Depression was nothing new to farmers; they had coped with it since the early 1920s. A dairy farmer could only get a penny for one pint of milk. By the early thirties, prices fell so low that many farmers destroyed their crops and livestock in a futile attempt to raise prices. Drought and erosion created further tragedy. Farmers were evicted by the tens of thousands. They then traveled to cities looking for jobs, only to discover that there weren't any.

It was not only farmers who were in peril. In the 1930s, more than 46 million people, about thirty-five percent of the population, received relief. Unable to find work, many disillusioned and influential leaders promoted radical change. Capitalism had failed; they argued that communism was the answer. The potential for extensive violence loomed.
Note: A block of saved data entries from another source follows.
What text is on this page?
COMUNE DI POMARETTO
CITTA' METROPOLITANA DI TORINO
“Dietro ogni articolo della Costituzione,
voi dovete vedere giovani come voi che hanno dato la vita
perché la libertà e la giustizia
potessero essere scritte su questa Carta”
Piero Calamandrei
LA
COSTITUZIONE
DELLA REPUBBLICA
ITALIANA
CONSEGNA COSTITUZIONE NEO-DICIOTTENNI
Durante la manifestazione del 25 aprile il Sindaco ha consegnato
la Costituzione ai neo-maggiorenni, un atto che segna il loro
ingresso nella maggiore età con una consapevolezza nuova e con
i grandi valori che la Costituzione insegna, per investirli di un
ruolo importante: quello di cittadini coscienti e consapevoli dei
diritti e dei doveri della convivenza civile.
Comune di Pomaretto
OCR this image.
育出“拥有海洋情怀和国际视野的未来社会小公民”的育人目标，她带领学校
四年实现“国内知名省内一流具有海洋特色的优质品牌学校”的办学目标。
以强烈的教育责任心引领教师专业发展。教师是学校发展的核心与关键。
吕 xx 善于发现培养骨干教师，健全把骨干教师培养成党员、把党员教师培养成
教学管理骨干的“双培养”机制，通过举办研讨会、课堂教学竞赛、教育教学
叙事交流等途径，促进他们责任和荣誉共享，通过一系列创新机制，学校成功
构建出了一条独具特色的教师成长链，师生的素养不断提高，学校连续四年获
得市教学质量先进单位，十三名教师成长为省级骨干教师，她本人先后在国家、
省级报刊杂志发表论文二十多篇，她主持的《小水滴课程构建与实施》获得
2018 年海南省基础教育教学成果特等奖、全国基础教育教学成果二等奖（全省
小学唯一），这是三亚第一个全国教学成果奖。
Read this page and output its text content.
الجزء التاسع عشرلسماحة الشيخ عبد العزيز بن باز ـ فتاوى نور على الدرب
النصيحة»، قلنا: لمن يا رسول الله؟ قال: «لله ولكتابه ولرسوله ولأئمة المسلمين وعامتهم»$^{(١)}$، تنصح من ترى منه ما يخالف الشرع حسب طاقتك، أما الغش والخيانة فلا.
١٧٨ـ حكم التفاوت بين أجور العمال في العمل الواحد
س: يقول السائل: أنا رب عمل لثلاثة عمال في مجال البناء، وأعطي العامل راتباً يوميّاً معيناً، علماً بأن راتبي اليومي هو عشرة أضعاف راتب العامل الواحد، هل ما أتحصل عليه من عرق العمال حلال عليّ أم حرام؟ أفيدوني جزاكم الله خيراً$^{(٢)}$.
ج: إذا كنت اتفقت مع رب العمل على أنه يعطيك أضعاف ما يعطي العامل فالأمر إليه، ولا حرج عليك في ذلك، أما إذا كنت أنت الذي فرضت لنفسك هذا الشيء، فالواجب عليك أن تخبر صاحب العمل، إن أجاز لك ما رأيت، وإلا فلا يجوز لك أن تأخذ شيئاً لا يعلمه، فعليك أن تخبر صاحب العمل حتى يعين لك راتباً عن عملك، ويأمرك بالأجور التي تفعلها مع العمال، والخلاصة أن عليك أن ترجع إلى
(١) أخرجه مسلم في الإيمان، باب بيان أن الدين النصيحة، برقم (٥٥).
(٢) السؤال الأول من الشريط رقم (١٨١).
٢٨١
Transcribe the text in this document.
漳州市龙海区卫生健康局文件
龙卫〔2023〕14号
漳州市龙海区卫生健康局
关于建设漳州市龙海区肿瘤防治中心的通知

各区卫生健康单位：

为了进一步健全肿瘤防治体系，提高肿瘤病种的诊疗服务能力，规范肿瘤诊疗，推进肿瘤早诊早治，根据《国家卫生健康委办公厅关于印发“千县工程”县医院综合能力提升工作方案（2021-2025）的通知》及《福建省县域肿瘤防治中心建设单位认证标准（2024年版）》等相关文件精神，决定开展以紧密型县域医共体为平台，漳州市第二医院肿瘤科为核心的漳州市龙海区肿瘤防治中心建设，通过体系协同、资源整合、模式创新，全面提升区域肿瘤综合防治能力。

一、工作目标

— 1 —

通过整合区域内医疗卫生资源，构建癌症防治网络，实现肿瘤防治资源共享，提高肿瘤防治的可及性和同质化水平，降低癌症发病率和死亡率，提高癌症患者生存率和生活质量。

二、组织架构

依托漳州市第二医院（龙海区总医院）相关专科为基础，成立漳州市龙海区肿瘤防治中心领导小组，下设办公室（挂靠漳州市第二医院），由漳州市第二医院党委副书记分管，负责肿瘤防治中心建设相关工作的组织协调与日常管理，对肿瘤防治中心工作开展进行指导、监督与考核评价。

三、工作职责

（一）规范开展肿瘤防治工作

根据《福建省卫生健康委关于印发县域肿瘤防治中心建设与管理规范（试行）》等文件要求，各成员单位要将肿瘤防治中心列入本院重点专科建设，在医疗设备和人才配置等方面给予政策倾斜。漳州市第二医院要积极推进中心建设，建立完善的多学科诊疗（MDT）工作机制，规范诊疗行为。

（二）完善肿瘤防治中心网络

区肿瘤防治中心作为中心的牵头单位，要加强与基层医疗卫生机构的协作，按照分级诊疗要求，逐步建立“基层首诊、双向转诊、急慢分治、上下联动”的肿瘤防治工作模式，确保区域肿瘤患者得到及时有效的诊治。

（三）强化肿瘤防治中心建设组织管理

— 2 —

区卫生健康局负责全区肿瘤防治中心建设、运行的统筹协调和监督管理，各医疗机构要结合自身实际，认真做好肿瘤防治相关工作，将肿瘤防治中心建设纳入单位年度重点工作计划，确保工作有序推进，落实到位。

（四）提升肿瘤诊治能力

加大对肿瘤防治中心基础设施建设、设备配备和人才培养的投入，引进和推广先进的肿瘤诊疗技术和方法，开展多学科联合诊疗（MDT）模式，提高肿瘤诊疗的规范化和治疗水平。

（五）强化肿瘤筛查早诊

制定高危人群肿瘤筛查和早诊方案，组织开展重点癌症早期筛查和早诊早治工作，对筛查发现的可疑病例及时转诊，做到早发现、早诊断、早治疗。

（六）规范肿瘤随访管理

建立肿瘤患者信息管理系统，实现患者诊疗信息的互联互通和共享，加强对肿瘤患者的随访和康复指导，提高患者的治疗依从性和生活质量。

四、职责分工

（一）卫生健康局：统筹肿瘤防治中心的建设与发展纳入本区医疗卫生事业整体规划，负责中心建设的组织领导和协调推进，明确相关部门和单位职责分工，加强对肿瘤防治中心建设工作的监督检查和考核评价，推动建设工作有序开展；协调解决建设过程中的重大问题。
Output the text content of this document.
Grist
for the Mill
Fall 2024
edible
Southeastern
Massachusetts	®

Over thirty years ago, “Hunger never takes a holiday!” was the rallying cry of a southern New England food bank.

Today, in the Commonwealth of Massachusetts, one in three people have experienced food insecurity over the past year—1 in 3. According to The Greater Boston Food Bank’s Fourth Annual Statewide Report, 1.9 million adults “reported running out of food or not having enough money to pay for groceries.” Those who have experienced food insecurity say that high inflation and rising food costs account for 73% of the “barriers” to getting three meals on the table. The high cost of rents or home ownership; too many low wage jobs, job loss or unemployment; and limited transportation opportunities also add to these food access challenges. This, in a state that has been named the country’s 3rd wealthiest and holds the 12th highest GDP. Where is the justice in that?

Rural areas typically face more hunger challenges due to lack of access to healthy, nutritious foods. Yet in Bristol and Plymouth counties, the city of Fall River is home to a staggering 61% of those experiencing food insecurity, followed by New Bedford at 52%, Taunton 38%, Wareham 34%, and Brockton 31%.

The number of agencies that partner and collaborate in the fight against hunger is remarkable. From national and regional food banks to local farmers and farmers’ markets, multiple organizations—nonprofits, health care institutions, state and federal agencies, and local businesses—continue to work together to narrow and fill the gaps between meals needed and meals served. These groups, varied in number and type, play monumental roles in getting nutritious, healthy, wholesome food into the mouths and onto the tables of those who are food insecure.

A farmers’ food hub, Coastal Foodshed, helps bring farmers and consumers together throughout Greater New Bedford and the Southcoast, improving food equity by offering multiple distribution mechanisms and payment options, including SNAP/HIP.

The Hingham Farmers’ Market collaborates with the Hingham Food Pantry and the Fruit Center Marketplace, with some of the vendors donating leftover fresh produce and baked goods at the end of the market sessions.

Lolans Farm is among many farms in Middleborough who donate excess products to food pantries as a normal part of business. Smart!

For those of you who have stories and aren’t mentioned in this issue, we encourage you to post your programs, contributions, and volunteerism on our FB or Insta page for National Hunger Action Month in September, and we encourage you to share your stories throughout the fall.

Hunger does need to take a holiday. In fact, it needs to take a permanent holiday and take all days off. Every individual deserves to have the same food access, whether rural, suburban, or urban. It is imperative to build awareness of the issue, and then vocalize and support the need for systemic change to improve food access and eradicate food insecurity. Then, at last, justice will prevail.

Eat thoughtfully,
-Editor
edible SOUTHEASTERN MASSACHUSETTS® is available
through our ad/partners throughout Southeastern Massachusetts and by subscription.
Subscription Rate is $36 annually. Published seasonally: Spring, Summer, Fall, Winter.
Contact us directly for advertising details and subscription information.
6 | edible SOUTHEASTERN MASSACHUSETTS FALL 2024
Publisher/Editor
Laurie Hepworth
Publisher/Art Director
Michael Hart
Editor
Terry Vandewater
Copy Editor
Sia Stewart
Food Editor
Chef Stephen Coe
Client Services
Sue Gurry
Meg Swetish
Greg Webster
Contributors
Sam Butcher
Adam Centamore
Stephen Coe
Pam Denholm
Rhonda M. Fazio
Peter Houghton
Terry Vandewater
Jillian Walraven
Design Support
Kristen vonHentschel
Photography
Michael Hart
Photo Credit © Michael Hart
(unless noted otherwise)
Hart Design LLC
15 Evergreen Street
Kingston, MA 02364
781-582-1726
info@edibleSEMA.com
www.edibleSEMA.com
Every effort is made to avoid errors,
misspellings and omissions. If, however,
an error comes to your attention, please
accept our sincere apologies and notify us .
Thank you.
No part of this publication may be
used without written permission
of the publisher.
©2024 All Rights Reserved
Veterans, unarmed and dressed in rags, staged a protest march. General Douglas MacArthur claimed that the veterans were a mob bent on revolution. Although there was no evidence to support his claim, MacArthur led cavalry tanks and a column of infantry to fight the protestors. The veterans were stunned that men wearing uniforms had acted against them.

The "dole" became an unpopular solution. Roosevelt had conflicting views of it. He said, "to these unfortunate citizens aid must be extended by government; not as a matter of charity, but as a matter of social duty." Yet he also said: "The dole method of relief for unemployment is not only repugnant to all sound principles of social economics, but is contrary to every principle of American citizenship and of sound government. American labor seeks no charity, but only a chance to work for its living." A work relief program was clearly his answer to the dilemma. His statement, "We must preserve not only the bodies of the unemployed, but also their self-respect, self-reliance, courage, and determination," reflected his decision.

The earliest work relief programs were the Civilian Conservation Corps (CCC) and the Public Works Administration (PWA). The CCC hired mostly young men to work in long-neglected parks and forests. The PWA hoped to create jobs and stimulate the economy by giving projects to the private


sector. But lack of long-range funding and planning created inefficiency. When those programs were phased out, rioting again threatened.

The Works Progress Administration (WPA) incorporated the most successful aspects of the CCC and PWA with the advantage of being much larger in scope and imagination. The WPA was innovative in many ways. For the first time, men, women, blacks, and whites, received equal pay for equal work. The pay was little more than relief, but it gave hope for future equality. The legacy of the WPA is still present in the Chicago area. The unique Zoo Rookery, an uncovered outdoor exhibition space for aquatic birds at the Lincoln Park Zoo, was built by WPA workers. Most of the original Brookfield Zoo was built with WPA funds and workers. The famous Theodore Roosevelt fountain in the center of the zoo was created by WPA artists. Like many public buildings, the Geneva Post Office is decorated with a WPA mural.

It is difficult for people today to understand the hunger, anxiety, and despair created by months and years without regular work and family income. It was a decade of missed opportunities, shattered careers, and unfulfilled hopes. Yet, there was no revolution in America because of farsighted leaders and the courage and spirit of people who wanted not a handout but a job.[From Anthony Badger, The New Deal; Carl Condit, Chicago 1910-29; Edward Ellis, A Nation in Torment; Ernest R. May, Boom and Bust; Harold M. Mayer and Richard C. Wade, Chicago; Edwin C. Rozwenc, The New Deal; Arthur Schlesinger, The Coming of the New Deal; and Works Progress Administration, Achievements of WPA Workers in Illinois, July 1, 1935-July 30, 1938.]